Lewd Trump Video Puts ‘Apprentice’ Owner MGM Into Spotlightby and
Famed studio has expanded into TV as part of recovery
Public offering seen in 3-5 years, though takeover possible
Metro-Goldwyn-Mayer Inc. may be best known for bringing “The Wizard of Oz” and “West Side Story” to the big screen, but it’s the travails of a TV star that have thrust it into the limelight this week.
The 92-year-old studio has been under siege, with women’s rights advocates campaigning on the doorstep of its Beverly Hills, California, headquarters and mogul Barry Diller suggesting the company is lying when it said it can’t release outtakes from its hit series “The Apprentice.”
The furor comes as media outlets race to find more evidence of Republican presidential nominee Donald Trump’s off-screen behavior in the wake of an “Access Hollywood” video that showed him making lewd remarks about women. The Republican nominee for president said the remarks were just “locker room talk” and don’t reflect his actual behavior. On Thursday, he accused the “Washington establishment” and “corporate media” for spreading false accusations that he sexually assaulted women.

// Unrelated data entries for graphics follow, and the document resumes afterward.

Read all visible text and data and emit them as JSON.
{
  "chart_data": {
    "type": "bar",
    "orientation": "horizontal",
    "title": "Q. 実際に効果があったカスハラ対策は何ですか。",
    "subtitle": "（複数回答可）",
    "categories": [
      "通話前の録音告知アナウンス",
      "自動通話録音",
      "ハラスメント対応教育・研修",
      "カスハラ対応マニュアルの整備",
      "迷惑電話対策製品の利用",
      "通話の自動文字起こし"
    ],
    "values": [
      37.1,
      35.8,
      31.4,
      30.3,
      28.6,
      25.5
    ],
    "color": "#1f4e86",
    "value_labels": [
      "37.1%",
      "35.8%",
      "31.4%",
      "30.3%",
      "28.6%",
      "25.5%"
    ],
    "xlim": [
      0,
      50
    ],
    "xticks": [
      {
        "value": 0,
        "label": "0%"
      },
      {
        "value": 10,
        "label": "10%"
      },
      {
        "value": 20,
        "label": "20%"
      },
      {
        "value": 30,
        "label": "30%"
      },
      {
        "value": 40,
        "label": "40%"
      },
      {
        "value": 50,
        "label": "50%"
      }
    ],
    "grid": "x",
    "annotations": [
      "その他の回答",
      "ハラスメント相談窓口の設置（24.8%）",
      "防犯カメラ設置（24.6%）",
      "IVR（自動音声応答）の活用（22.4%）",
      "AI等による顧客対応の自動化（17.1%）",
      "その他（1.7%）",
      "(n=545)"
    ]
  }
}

Parent company MGM Holdings Inc., which has said it can’t release any unaired video, declined to comment for this story.
It’s all an odd position to be in for MGM and its low-profile chief executive officer, Gary Barber, who rarely grants interviews or participates in industry panels. The company is one of the last remaining independent studios in Hollywood. It’s grown steadily since emerging from bankruptcy in 2010, following a Sony Corp.-led $5 billion leveraged buyout. The acquisition of “The Apprentice” creator Mark Burnett’s TV production company over the past two years has been part of its efforts expand into that fast-growing business.
Bill Pruitt, a producer on the first two seasons of “The Apprentice,” said on Twitter on Oct. 8 that “there are far worse” comments made by Trump during the filming of the show. After keeping silent last weekend, Burnett issued a statement Monday saying he didn’t have the authorization to release any outtakes, then said Wednesday that he doesn’t support Trump. MGM said it had confidentiality agreements with artists and it planned to honor them.

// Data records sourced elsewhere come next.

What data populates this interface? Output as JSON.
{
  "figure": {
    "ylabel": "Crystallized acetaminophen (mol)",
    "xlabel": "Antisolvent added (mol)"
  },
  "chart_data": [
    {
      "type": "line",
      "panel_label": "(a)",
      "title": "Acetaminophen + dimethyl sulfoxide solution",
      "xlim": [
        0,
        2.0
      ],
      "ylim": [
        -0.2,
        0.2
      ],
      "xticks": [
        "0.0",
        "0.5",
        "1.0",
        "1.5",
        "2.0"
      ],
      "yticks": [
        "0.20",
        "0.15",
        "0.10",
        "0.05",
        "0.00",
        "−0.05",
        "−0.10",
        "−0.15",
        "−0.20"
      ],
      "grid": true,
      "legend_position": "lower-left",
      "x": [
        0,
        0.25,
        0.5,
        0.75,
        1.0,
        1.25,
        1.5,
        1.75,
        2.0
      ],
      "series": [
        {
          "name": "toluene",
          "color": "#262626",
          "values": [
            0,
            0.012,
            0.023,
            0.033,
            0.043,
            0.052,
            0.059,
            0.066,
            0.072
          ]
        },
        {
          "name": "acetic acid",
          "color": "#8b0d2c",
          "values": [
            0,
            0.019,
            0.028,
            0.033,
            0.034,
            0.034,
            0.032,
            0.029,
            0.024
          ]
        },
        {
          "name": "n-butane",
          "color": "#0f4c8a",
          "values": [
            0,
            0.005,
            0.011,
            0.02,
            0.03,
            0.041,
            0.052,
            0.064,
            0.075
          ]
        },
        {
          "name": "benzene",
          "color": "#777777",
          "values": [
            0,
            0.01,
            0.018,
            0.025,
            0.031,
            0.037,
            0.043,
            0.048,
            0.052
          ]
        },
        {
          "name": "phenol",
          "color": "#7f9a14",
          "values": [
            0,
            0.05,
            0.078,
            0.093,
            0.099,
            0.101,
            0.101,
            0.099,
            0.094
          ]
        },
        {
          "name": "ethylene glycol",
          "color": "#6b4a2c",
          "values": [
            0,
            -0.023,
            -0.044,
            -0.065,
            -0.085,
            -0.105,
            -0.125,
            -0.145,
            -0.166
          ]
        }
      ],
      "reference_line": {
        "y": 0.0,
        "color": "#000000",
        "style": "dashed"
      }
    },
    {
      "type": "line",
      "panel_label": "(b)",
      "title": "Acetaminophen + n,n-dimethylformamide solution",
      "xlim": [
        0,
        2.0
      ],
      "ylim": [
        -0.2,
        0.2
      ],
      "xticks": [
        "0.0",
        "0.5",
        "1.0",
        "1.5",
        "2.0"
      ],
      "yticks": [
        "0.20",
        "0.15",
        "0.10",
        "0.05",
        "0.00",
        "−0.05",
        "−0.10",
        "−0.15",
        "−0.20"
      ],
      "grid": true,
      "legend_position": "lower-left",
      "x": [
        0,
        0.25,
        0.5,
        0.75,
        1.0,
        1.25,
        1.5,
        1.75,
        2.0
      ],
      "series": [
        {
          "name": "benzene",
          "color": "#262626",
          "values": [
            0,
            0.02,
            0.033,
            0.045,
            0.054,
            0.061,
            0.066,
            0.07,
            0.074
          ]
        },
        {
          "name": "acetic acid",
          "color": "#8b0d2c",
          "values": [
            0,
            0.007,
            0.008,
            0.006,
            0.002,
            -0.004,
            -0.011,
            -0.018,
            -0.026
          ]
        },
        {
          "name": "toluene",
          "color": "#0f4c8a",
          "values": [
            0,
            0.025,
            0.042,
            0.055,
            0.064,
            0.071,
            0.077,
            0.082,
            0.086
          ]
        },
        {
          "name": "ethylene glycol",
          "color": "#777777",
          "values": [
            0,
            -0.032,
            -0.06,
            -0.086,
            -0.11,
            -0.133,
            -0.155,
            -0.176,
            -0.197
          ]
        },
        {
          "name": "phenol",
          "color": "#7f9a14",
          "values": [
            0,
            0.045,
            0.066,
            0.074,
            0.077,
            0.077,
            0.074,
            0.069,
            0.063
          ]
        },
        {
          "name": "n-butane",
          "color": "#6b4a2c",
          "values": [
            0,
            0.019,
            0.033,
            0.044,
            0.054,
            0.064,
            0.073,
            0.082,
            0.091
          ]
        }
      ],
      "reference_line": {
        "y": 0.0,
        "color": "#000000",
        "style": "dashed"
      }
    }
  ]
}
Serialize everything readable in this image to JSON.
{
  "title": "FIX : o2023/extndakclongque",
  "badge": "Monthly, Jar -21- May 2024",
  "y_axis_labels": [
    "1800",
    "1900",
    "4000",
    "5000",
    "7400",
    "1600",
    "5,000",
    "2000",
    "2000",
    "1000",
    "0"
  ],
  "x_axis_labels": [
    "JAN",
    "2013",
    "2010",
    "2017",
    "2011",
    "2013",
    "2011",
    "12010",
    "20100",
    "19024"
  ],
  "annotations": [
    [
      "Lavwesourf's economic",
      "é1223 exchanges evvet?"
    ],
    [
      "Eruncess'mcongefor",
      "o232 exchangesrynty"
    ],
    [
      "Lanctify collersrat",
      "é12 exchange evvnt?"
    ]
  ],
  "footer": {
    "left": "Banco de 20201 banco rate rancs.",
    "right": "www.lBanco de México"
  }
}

Trump must have put something in his contract that forbids the distribution of the video without his permission, said Doug Lichtman, a professor who teaches copyright law at the University of California Los Angeles.
“Stars often want to control the use of outtakes, which can easily contain embarrassing audio and video,” Lichtman said in an e-mail.

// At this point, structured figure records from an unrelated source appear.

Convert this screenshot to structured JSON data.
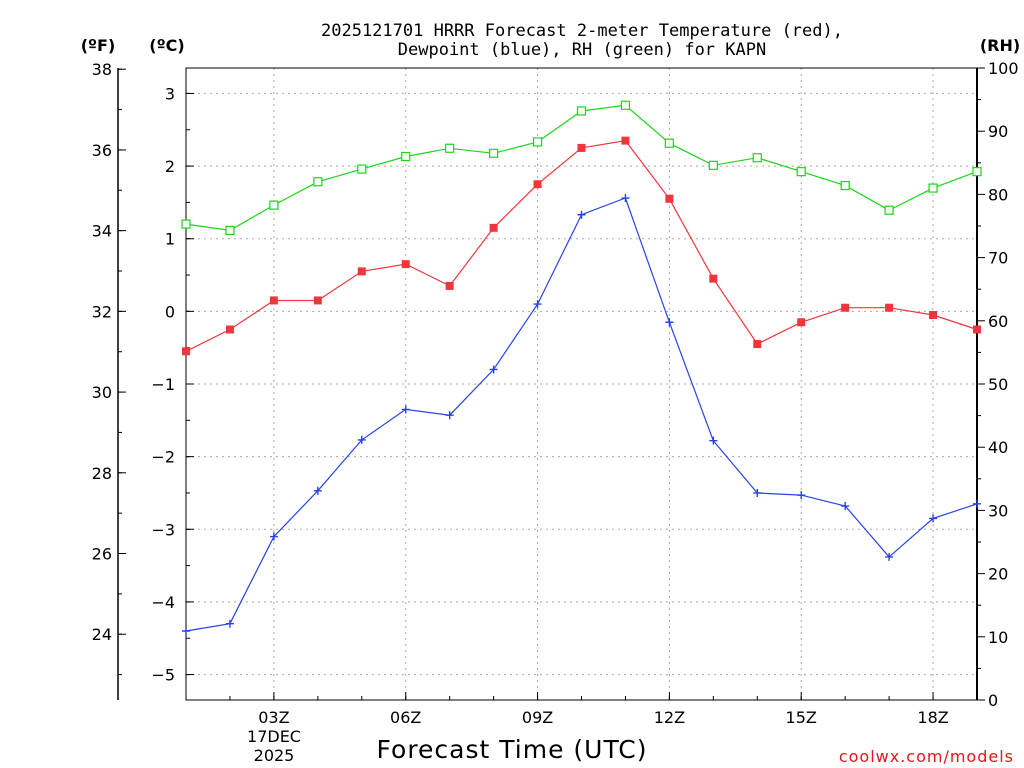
{
  "chart_data": {
    "type": "line",
    "title_line1": "2025121701 HRRR Forecast 2-meter Temperature (red),",
    "title_line2": "Dewpoint (blue), RH (green) for KAPN",
    "xlabel": "Forecast Time (UTC)",
    "credit": "coolwx.com/models",
    "units": {
      "fahrenheit": "(ºF)",
      "celsius": "(ºC)",
      "rh": "(RH)"
    },
    "x_hours": [
      1,
      2,
      3,
      4,
      5,
      6,
      7,
      8,
      9,
      10,
      11,
      12,
      13,
      14,
      15,
      16,
      17,
      18,
      19
    ],
    "xlim": [
      1,
      19
    ],
    "x_ticks": [
      {
        "hour": 3,
        "label": "03Z"
      },
      {
        "hour": 6,
        "label": "06Z"
      },
      {
        "hour": 9,
        "label": "09Z"
      },
      {
        "hour": 12,
        "label": "12Z"
      },
      {
        "hour": 15,
        "label": "15Z"
      },
      {
        "hour": 18,
        "label": "18Z"
      }
    ],
    "date_line1": "17DEC",
    "date_line2": "2025",
    "ylim_c": [
      -5.35,
      3.35
    ],
    "y_ticks_c": [
      "3",
      "2",
      "1",
      "0",
      "−1",
      "−2",
      "−3",
      "−4",
      "−5"
    ],
    "y_ticks_f": [
      "38",
      "36",
      "34",
      "32",
      "30",
      "28",
      "26",
      "24"
    ],
    "y_ticks_rh": [
      "100",
      "90",
      "80",
      "70",
      "60",
      "50",
      "40",
      "30",
      "20",
      "10",
      "0"
    ],
    "series": [
      {
        "name": "Temperature",
        "color": "#f0363c",
        "marker": "filled-square",
        "values_c": [
          -0.55,
          -0.25,
          0.15,
          0.15,
          0.55,
          0.65,
          0.35,
          1.15,
          1.75,
          2.25,
          2.35,
          1.55,
          0.45,
          -0.45,
          -0.15,
          0.05,
          0.05,
          -0.05,
          -0.25
        ]
      },
      {
        "name": "Dewpoint",
        "color": "#2743e8",
        "marker": "plus",
        "values_c": [
          -4.4,
          -4.3,
          -3.1,
          -2.47,
          -1.77,
          -1.35,
          -1.43,
          -0.8,
          0.1,
          1.33,
          1.56,
          -0.15,
          -1.78,
          -2.5,
          -2.53,
          -2.68,
          -3.38,
          -2.85,
          -2.65
        ]
      },
      {
        "name": "RH",
        "color": "#1ad61a",
        "marker": "open-square",
        "values_pct": [
          75.3,
          74.3,
          78.3,
          82.0,
          84.0,
          86.0,
          87.3,
          86.5,
          88.3,
          93.2,
          94.1,
          88.1,
          84.6,
          85.8,
          83.6,
          81.4,
          77.5,
          81.0,
          83.6
        ]
      }
    ]
  }
}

Hope Hicks, a spokeswoman for Trump’s campaign, didn’t reply to a request for comment.
If it were to release the outtakes, MGM would have to look for some legal excuse for doing so, or it would expose itself to a suit for damages from Trump, Lichtman said. That’s a risk that could be tough for Barber to bear amid his quest to make MGM great again.
Since Barber took over in 2010, the company has been mining its library for characters it can use in new films, producing hits like “The Hobbit,” “Skyfall” and last year’s “Rocky” sequel “Creed.” In the coming months, the studio will need to select a new distributor for its James Bond franchise and potentially find a new actor to play 007.
MGM’s annual earnings before interest, taxes, depreciation and amortization have risen to about $400 million from about $150 million since the bankruptcy, according to Steven Azarbad, chief investment officer at New York-based Maglan Capital LP, an MGM investor.
A good part of that growth comes from TV, where MGM produces shows such as “Fargo” for the FX network, “Vikings” for the History Channel and “Teen Wolf” on MTV.
The multi-season nature of TV production provides more financial stability than the more volatile movie business, Azarbad said. That was particularly true last month when MGM reduced its profit outlook for the year by 10 percent due to the poor performance of its film remake of “Ben-Hur.”
TV shows, particularly the reality programs that Burnett specializes in, are much cheaper to produce, Azarbad said.
“The TV business is much more of a fixed-margin business,” he said. “With films it’s a boom and bust type of environment.”
Still, film represented about 75 percent of MGM’s revenue in the first half of the year.
Source of Speculation
Since the bankruptcy, when control shifted a number of distressed debt investment funds, MGM’s future has been a constant source of speculation. In 2012 the company filed paperwork with regulators indicating it may pursue a public offering. In May Barber said he still sees a public offering for the company over the next three to five years, but first he wants to build up the company’s TV business. (MGM has a small number of shares traded over the counter already, but they rarely change hands.)
As of the end of June, shareholders with more than 10 percent stakes in MGM included Anchorage Capital Partners, Highland Capital Partners and Solus Alternative Asset Management, according to a filing.
MGM may also make a tempting target for Chinese media companies that have been looking to acquire U.S. assets, Azarbad said.
“For the time being they’re doing a good job with earnings growth and buying back stock,” he said.